ABSTRACT Background Kaposiform lymphangiomatosis (KLA) is a complex lymphatic anomaly associated with a somatic activating NRAS p.Q61R ( NRAS Q61R ) mutation. KLA is characterized by malformed lymphatic vessels that can lead to effusions and coagulopathy. The goal of this study was to generate an in vivo mouse model to determine if prenatal expression of the Nras Q61R mutation in lymphatic endothelial cells induces disease characteristics found in KLA patients. Procedure A Cre‐loxP system was used to conditionally express Nras Q61R in cells expressing lymphatic vessel endothelial hyaluronan receptor 1 (Lyve1), a marker of lymphatic and other types of endothelial cells that starts being expressed at embryonic day (E) 7.5. Because pups did not survive birth, embryos were collected at E14.5, E15.5, and E18.5 for gross analysis, histology and immunostaining, and organ whole‐mounts. Results Staining for NRAS Q61R demonstrated robust recombination in the Nras Q61R mutant embryos and localization of Nras Q61R at sites of vascular abnormalities.
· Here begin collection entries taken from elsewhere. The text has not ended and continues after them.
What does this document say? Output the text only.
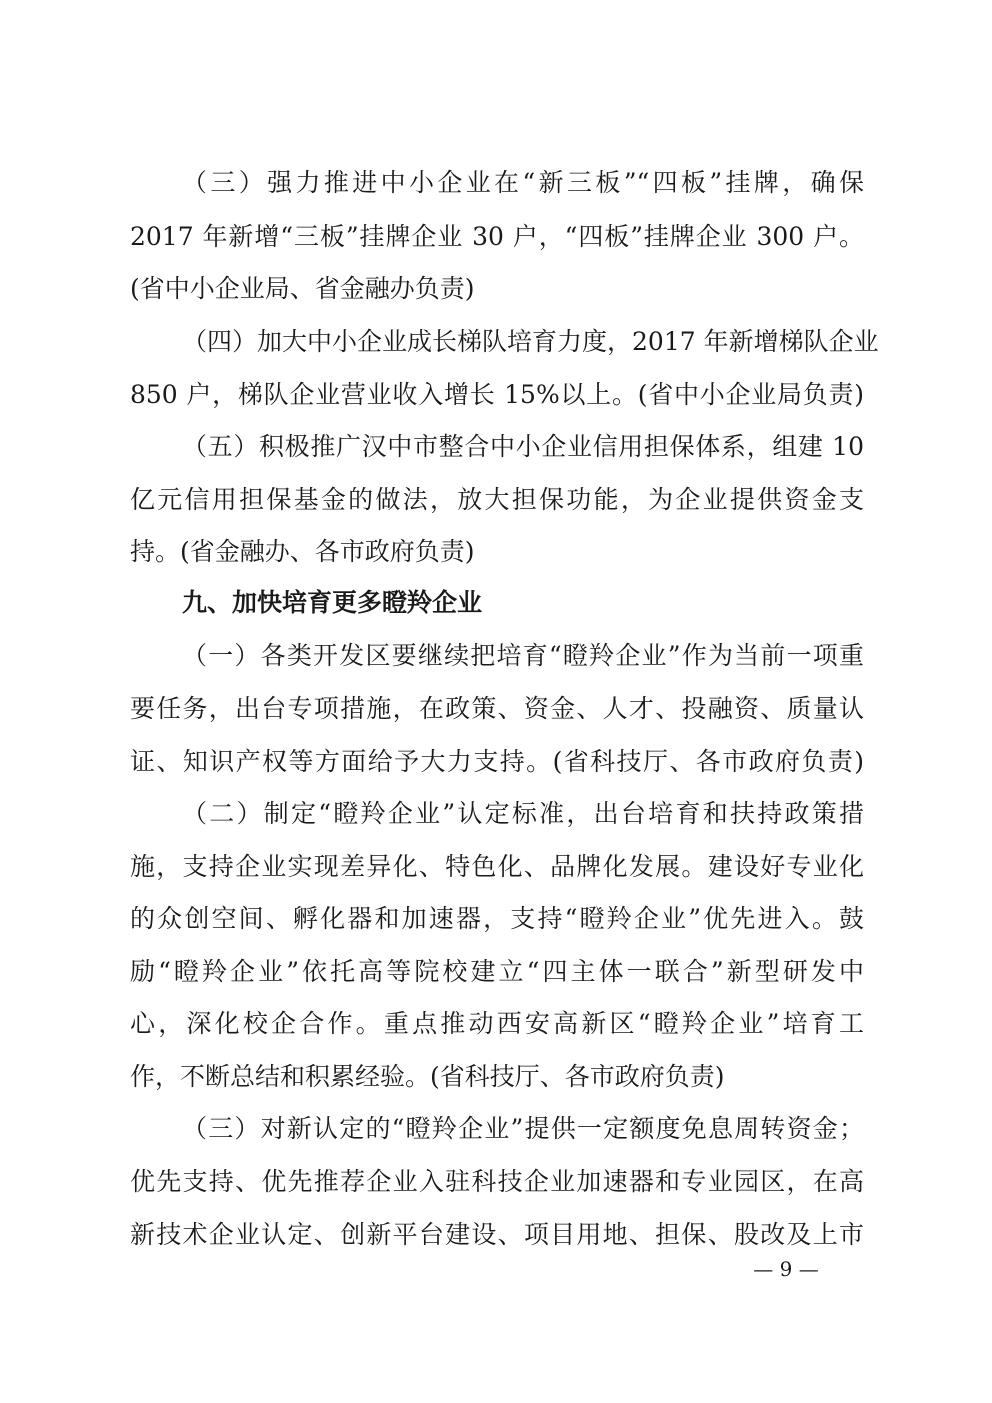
（三）强力推进中小企业在“新三板”“四板”挂牌，确保
2017 年新增“三板”挂牌企业 30 户，“四板”挂牌企业 300 户。
(省中小企业局、省金融办负责)
（四）加大中小企业成长梯队培育力度，2017 年新增梯队企业
850 户，梯队企业营业收入增长 15%以上。(省中小企业局负责)
（五）积极推广汉中市整合中小企业信用担保体系，组建 10
亿元信用担保基金的做法，放大担保功能，为企业提供资金支
持。(省金融办、各市政府负责)
九、加快培育更多瞪羚企业
（一）各类开发区要继续把培育“瞪羚企业”作为当前一项重
要任务，出台专项措施，在政策、资金、人才、投融资、质量认
证、知识产权等方面给予大力支持。(省科技厅、各市政府负责)
（二）制定“瞪羚企业”认定标准，出台培育和扶持政策措
施，支持企业实现差异化、特色化、品牌化发展。建设好专业化
的众创空间、孵化器和加速器，支持“瞪羚企业”优先进入。鼓
励“瞪羚企业”依托高等院校建立“四主体一联合”新型研发中
心，深化校企合作。重点推动西安高新区“瞪羚企业”培育工
作，不断总结和积累经验。(省科技厅、各市政府负责)
（三）对新认定的“瞪羚企业”提供一定额度免息周转资金；
优先支持、优先推荐企业入驻科技企业加速器和专业园区，在高
新技术企业认定、创新平台建设、项目用地、担保、股改及上市
— 9 —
Nras Q61R mutant embryos had significant edema and dysmorphic jugular lymph sacs with abnormal Lyve1‐positive cellular masses. The lymphatic vessel network in the back skin of the Nras Q61R mutant embryos had fewer branch points and increased vessel diameter. Nras Q61R mutant embryos had severe hepatic defects characterized by disordered and enlarged vessels. By E18.5, Nras Q61R mutant embryos were dead. Conclusions Conditional expression of Nras Q61R in Lyve1‐positive cells caused edema, abnormal lymphatic development, and hepatic vascular defects in mouse embryos. These findings further support the role of NRAS Q61R as a driver of the lymphatic overgrowth, vessel enlargement, and dysfunction in the pathophysiology of KLA.